The Spirit of Cheltenham

Ahead of the Cheltenham Festival, Timeform’s Jamie Lynch encapsulates the spirit of Cheltenham.

In a magical corner, deep in the Cotswolds,
In a natural amphitheatre, the drama unfolds
In a tidal wave of euphoria on which we all surf
In a four-day frenzy, the greatest show on turf
Rumours abound: X is catching a pigeon
This is more than just racing; it’s like a religion
And God loves a giver and God loves a trier
The power is high but stakes are still higher
The money doesn’t trickle, it comes like a flood
Sending bookies, they say, into warm baths of blood
The rest of the year tends to blur, tends to bore
But everything changes with the one-thirty roar
It engenders goose bumps, it sends down a shiver
It triggers all jokes about pickling one’s liver
The drinking, the betting, the thrill of the chase
Bad drinking, bad betting, the lies to save face
You can land on your feet or end up on your back
But anything goes if you call it ‘The Craic’
And it’s each to their own with the Festival bankers
Some become heroes, some become worse off  

A perceptive poem that encapsulates Cheltenham, or the sort of draining dewy-eyed drivel that gets regurgitated about the Festival year in year out? It’s more of the latter, hopefully, seeing as I wrote it, taking ten minutes but calling on ten years of pent-up petty annoyance at the semi-stereotypical way that Cheltenham tends to be portrayed, focusing on the by-products and sideshows.    
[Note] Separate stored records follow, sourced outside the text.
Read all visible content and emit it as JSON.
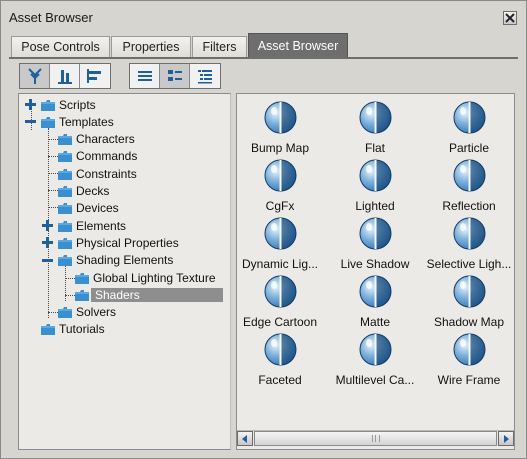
{
  "window": {
    "title": "Asset Browser"
  },
  "tabs": [
    {
      "label": "Pose Controls",
      "active": false
    },
    {
      "label": "Properties",
      "active": false
    },
    {
      "label": "Filters",
      "active": false
    },
    {
      "label": "Asset Browser",
      "active": true
    }
  ],
  "toolbar": {
    "group1": [
      "tree-view-icon",
      "bottom-align-icon",
      "left-align-icon"
    ],
    "group2": [
      "list-view-icon",
      "thumbnail-view-icon",
      "detail-list-icon"
    ]
  },
  "tree": {
    "items": [
      {
        "label": "Scripts",
        "expander": "plus"
      },
      {
        "label": "Templates",
        "expander": "minus"
      },
      {
        "label": "Characters"
      },
      {
        "label": "Commands"
      },
      {
        "label": "Constraints"
      },
      {
        "label": "Decks"
      },
      {
        "label": "Devices"
      },
      {
        "label": "Elements",
        "expander": "plus"
      },
      {
        "label": "Physical Properties",
        "expander": "plus"
      },
      {
        "label": "Shading Elements",
        "expander": "minus"
      },
      {
        "label": "Global Lighting Texture"
      },
      {
        "label": "Shaders",
        "selected": true
      },
      {
        "label": "Solvers"
      },
      {
        "label": "Tutorials"
      }
    ]
  },
  "assets": [
    {
      "label": "Bump Map"
    },
    {
      "label": "Flat"
    },
    {
      "label": "Particle"
    },
    {
      "label": "CgFx"
    },
    {
      "label": "Lighted"
    },
    {
      "label": "Reflection"
    },
    {
      "label": "Dynamic Lig..."
    },
    {
      "label": "Live Shadow"
    },
    {
      "label": "Selective Ligh..."
    },
    {
      "label": "Edge Cartoon"
    },
    {
      "label": "Matte"
    },
    {
      "label": "Shadow Map"
    },
    {
      "label": "Faceted"
    },
    {
      "label": "Multilevel Ca..."
    },
    {
      "label": "Wire Frame"
    }
  ],
  "colors": {
    "accent": "#6e6e6e",
    "folder": "#3a8fd0",
    "shader_ball": "#2d6fb0"
  }
}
A by-product needs a product and a sideshow needs a show. The product is racing, the show is the Cheltenham Festival, and the stars are the horses.  
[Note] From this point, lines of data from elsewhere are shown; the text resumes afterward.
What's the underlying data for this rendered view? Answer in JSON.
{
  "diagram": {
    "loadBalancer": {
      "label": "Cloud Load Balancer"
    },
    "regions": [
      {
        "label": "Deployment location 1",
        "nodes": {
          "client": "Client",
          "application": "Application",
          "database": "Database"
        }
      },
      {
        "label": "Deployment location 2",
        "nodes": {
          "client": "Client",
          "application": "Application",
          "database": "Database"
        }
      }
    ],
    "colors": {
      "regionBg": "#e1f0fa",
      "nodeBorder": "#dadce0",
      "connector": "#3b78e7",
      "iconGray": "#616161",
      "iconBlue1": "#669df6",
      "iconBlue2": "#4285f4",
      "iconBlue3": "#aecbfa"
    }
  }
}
True, to be at the Festival is to feel like you’re at the epicentre of the universe, and to watch it from afar is to feel like you want to be at the epicentre of the universe. The carnival atmosphere helps to make Cheltenham unique, but the standard and status of the racing is the reason this ring fenced week has become the phenomenon it has, and all that entails.  

Live TV is back in vogue, from the schadenfreude involved in the fallen Madonna to the fanfare surrounding ‘live week’ on Eastenders, which, as far as I could tell, was only one-third real-time and overly self-congratulatory towards a wobble-free Woodyatt. The beauty of racing, with its peak-time show-time of Cheltenham, is that it’s live TV at its best; totally unscripted, totally theatrical, and totally engrossing.  

The annual, four-part drama entitled The Festival is a must-watch, because of the plot twists, because of the recurring characters, because of the new ones, because of The New One, and all his fellow star-cast members, each pampered and primed like an A-lister for this biggest of productions, very much an Anglo-Irish production, all the better and bitter for it.  

The battle between Britain and Ireland, organic and traditional in nature, like the Festival itself, needs no heat put under it whatsoever, least not this year with the fireworks of the opening ceremony that is the Supreme, featuring the best novices from either side of the Irish Sea, Douvan and L’Ami Serge, who both have a touch of Gallic flair for good measure. Douvan is part of the heavy artillery that Ireland is rolling out early, with Un de Sceaux next up, closely followed by Faugheen, two stars of the season and potential superstars of the age.    

The British VIPs hoping to spoil the green-and-gold party include the S-Club – Silviniaco Conti, Sire de Grugy and Sprinter Sacre – which is a positive portent for the home contingent as it’s written in the reached-for stars that there ain’t no party like an S-Club party. In the battle of wills, thrills and spills, Ireland might have Faugheen and co but Britain has Peace And Co, the Timeform banker for two reasons: firstly, the rating he’s already achieved would have won him the vast majority of Triumph Hurdles and, secondly, the fact the race is on the last day is useful for buying some time with a reputation-hinging Cheltenham selection.  

The Festival is all of those hackneyed platitudes drawn out in the tongue-in-cheek The Spirit of Cheltenham, but fundamentally it’s all about the racing, hence it’s all about the horses. The Cheltenham Festival is a life gift token, for you to spend how you want, where you want, within those four days of the year that make the other 361 seem like supermarket shopping. Cheltenham is your reward points: make the most of it.